The next few sentences would be crucial, and Josh had plotted them carefully. "Not so fast, Hark."

A very slight pause, then, "Why? Is something the matter?"

"The suicide bothers me."

"What! What do you mean?"

"Look, Hark, how can a man be of sound mind seconds before he jumps to his death?"

Hark's edgy voice rose an octave, and the words carried even more anxiety. "But you heard our psychiatrists. Hell, they're on tape."

"Are they sticking by their opinions, in light of the suicide?"

"Damned right they are!"

"Can you prove this? I'm looking for help here, Hark."
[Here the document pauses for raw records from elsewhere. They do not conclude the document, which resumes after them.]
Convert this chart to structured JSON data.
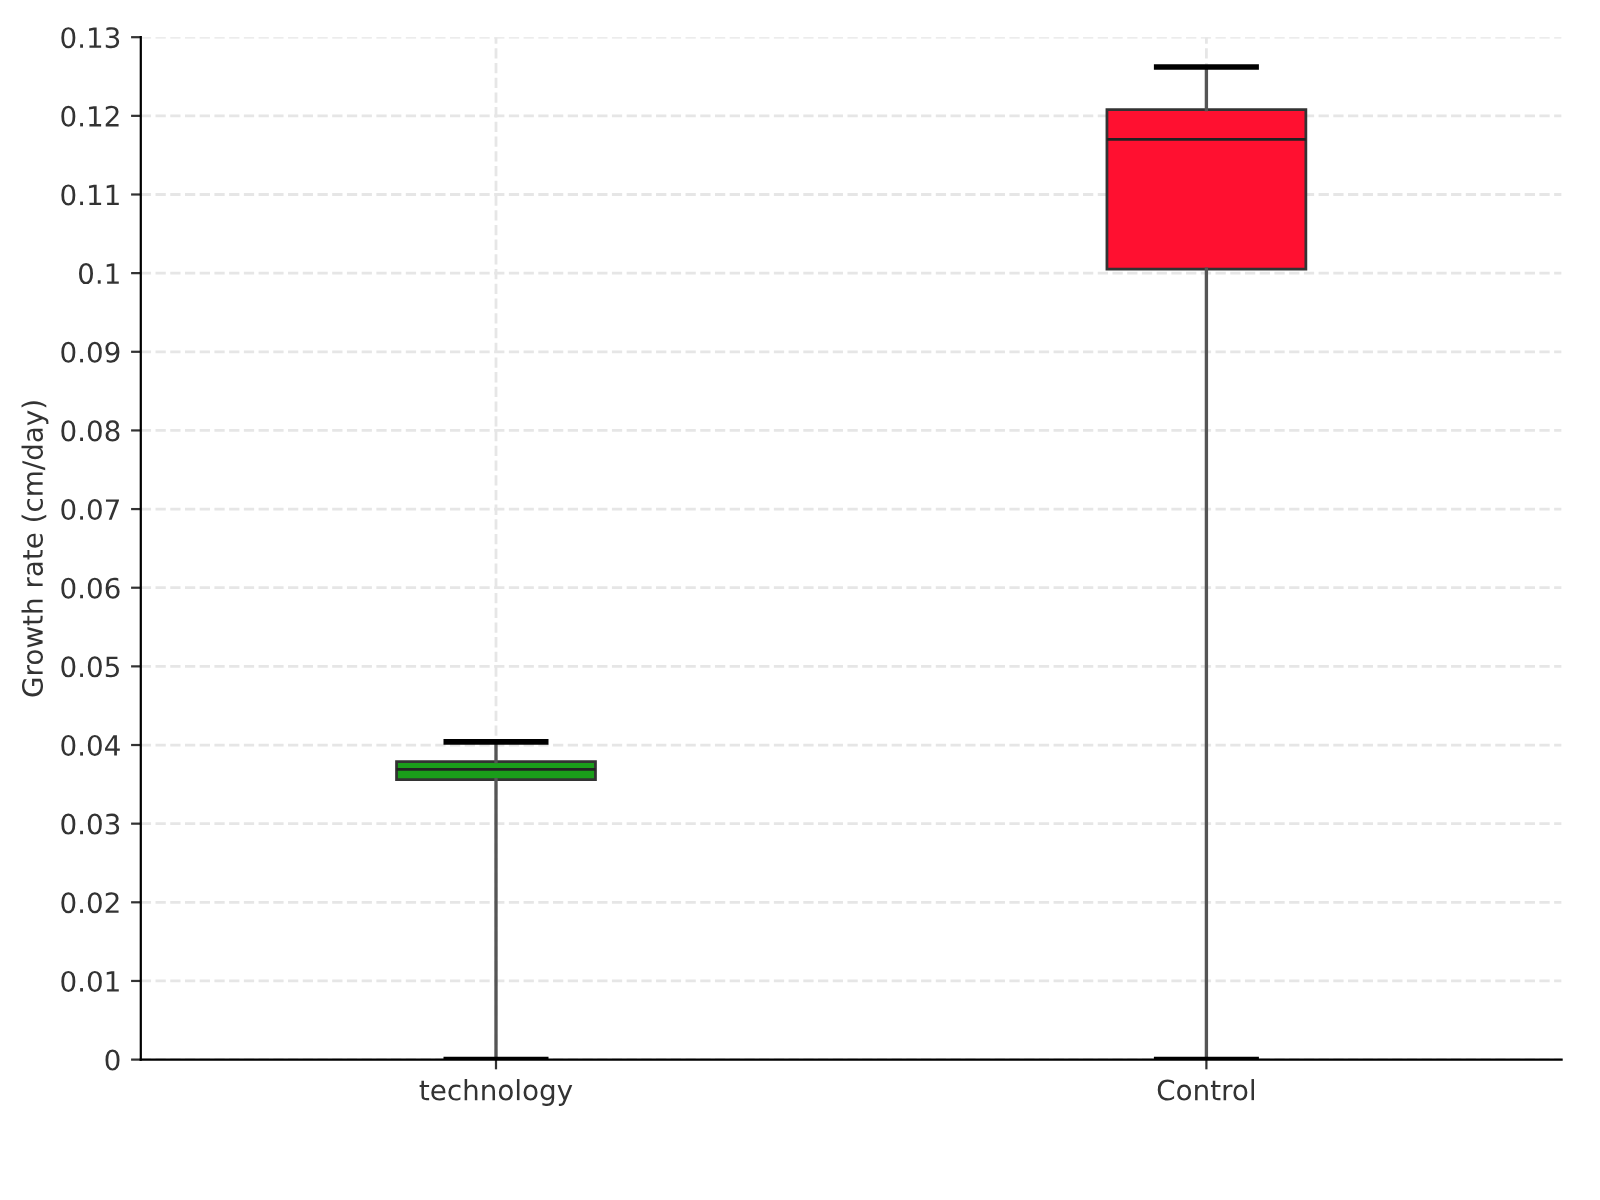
{
  "chart_data": {
    "type": "box",
    "ylabel": "Growth rate (cm/day)",
    "categories": [
      "technology",
      "Control"
    ],
    "boxes": [
      {
        "low": 0,
        "q1": 0.0356,
        "median": 0.0369,
        "q3": 0.0379,
        "high": 0.0404
      },
      {
        "low": 0,
        "q1": 0.1005,
        "median": 0.117,
        "q3": 0.1208,
        "high": 0.1262
      }
    ],
    "colors": [
      "#1a9e1a",
      "#ff1030"
    ],
    "ylim": [
      0,
      0.13
    ],
    "yticks": [
      {
        "value": 0,
        "label": "0"
      },
      {
        "value": 0.01,
        "label": "0.01"
      },
      {
        "value": 0.02,
        "label": "0.02"
      },
      {
        "value": 0.03,
        "label": "0.03"
      },
      {
        "value": 0.04,
        "label": "0.04"
      },
      {
        "value": 0.05,
        "label": "0.05"
      },
      {
        "value": 0.06,
        "label": "0.06"
      },
      {
        "value": 0.07,
        "label": "0.07"
      },
      {
        "value": 0.08,
        "label": "0.08"
      },
      {
        "value": 0.09,
        "label": "0.09"
      },
      {
        "value": 0.1,
        "label": "0.1"
      },
      {
        "value": 0.11,
        "label": "0.11"
      },
      {
        "value": 0.12,
        "label": "0.12"
      },
      {
        "value": 0.13,
        "label": "0.13"
      }
    ],
    "grid": true
  }
}
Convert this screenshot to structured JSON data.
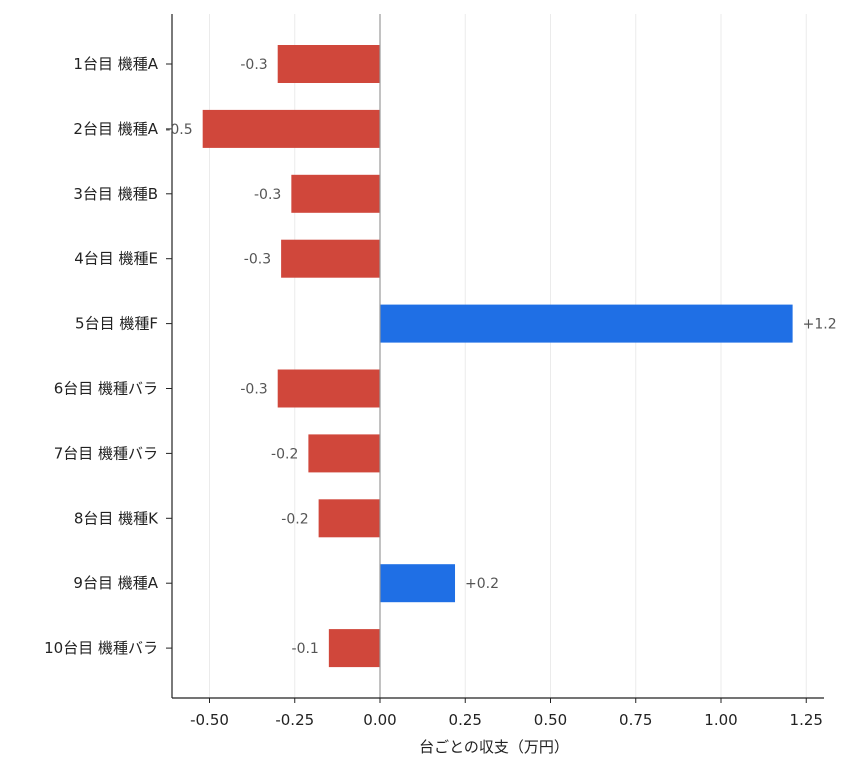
{
  "chart_data": {
    "type": "bar",
    "orientation": "horizontal",
    "categories": [
      "1台目 機種A",
      "2台目 機種A",
      "3台目 機種B",
      "4台目 機種E",
      "5台目 機種F",
      "6台目 機種バラ",
      "7台目 機種バラ",
      "8台目 機種K",
      "9台目 機種A",
      "10台目 機種バラ"
    ],
    "values": [
      -0.3,
      -0.52,
      -0.26,
      -0.29,
      1.21,
      -0.3,
      -0.21,
      -0.18,
      0.22,
      -0.15
    ],
    "data_labels": [
      "-0.3",
      "-0.5",
      "-0.3",
      "-0.3",
      "+1.2",
      "-0.3",
      "-0.2",
      "-0.2",
      "+0.2",
      "-0.1"
    ],
    "xlabel": "台ごとの収支（万円）",
    "ylabel": "",
    "xlim": [
      -0.6,
      1.3
    ],
    "xticks": [
      -0.5,
      -0.25,
      0,
      0.25,
      0.5,
      0.75,
      1.0,
      1.25
    ],
    "xtick_labels": [
      "-0.50",
      "-0.25",
      "0.00",
      "0.25",
      "0.50",
      "0.75",
      "1.00",
      "1.25"
    ],
    "grid": "vertical",
    "colors": {
      "positive": "#1f6fe5",
      "negative": "#d0473b",
      "zero_line": "#999999",
      "grid": "#ebebeb",
      "axis": "#222222"
    }
  }
}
"Josh, last night we examined our three shrinks again. We drilled them, and they're sticking like glue. Each signed an affidavit eight pages long swearing to the sound mental capacity of Mr. Phelan."

"Can I see the affidavits?"

"I'll courier them over right now."

"Please do." Josh hung up and smiled to no one in particular. The associates were marched in, three sets of bright and fearless young lawyers. They sat around a mahogany table in one corner of the office.

Josh began by summarizing the contents of Troy's handwritten will, and the legal problems it was likely to create. To the first team he assigned the weighty issue of testamentary capacity. Josh was concerned about time, the gap between lucidity and insanity. He wanted an analysis of every case even remotely involving the signing of a will by a person considered crazy.

The second team was dispatched to research holographic wills; specifically, the best ways to attack and defend them.

When he was alone with the third team, he relaxed and sat down. They were the lucky ones, because they would not spend the next three days in the library. "You have to find a person who, I suspect, does not want to be found."